"so I says to Mable..."
 

Difficulty

February 18, 2011

As the gang leader decimated my party for the third time in "Dragon Age Origins" I was faced with a tough choice, go off and grind out some levels or drop the difficulty. Seeing as I was already playing on "normal" this meant going down to the dreaded "easy" not usually a high point for gamers.

However, the more I thought of it the more I realized that my inherent shame in dropping down in difficulty level was absurd. The real reason I was playing Dragon Age was because I had heard so much about the game world, the cannon of the story. In review after review they raved about the storyline, the level of detail paid to the characters, the breadth of choices you could make. So in stopping to think about it, I realized none of these things really had much to do with how good I was at the fighting part of the game, I wasn't really trying to "play" the game as much as work my way through the story.

I also discovered that there is no "easy" mode in Dragon Age, the level below normal is called "casual". This lead me to believe that the developers themselves knew there'd be different types of gamers playing their game and that they would be looking to get different things out of the game. While some gamers play an RPG in order to complete the game under "hardcore" difficulty; others, like me, are picking up an old game to see what they've missed, to see what the hype is about and don't really want to be bothered with grinding a character to twenty levels before being able to fight a minor boss.

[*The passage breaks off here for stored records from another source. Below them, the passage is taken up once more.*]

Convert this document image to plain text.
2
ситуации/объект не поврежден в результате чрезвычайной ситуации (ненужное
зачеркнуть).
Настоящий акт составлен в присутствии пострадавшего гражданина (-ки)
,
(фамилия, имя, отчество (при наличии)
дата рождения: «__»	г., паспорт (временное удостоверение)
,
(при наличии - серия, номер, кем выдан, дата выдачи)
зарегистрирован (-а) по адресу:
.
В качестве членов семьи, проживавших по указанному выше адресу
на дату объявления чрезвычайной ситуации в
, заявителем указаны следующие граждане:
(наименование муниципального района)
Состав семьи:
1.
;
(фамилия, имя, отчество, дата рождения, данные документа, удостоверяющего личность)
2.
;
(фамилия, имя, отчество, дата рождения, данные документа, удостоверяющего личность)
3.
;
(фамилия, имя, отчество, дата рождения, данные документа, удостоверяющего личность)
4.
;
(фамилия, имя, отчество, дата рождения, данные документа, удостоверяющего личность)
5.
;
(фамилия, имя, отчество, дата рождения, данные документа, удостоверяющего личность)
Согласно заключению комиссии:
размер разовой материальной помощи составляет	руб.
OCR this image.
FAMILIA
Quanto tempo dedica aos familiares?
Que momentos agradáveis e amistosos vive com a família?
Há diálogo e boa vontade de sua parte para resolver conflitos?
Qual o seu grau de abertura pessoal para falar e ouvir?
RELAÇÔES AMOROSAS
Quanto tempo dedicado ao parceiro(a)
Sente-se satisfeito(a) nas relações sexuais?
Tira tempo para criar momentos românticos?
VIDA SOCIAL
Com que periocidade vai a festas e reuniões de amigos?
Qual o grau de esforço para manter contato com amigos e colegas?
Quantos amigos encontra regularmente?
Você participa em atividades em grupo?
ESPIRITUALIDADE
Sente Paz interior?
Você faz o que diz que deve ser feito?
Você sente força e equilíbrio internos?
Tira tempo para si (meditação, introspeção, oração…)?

This isn't the case in other games where the fighting is the point. I can remember trying to pass the airplane level in Modern Warfare under the hardest difficulty solely for the achievement it granted you. In most FPS shooters, the satisfaction of the game comes in beating the levels, doing the actual grunt work, therefore it doesn't make sense to lower the difficulty unless you're a continue away from throwing your controller away through your television.

So I guess what I'm saying is, yes I'm playing Dragon Age on casual but it's okay because I don't care that I leveled up my character and got him enough skill points to be able to defeat the evil uncle. I'm more interested with what's going on with the blight and to see whether the party will ever make it to the lair of the archdemon, oh and also with hooking up with the witch from the wilds.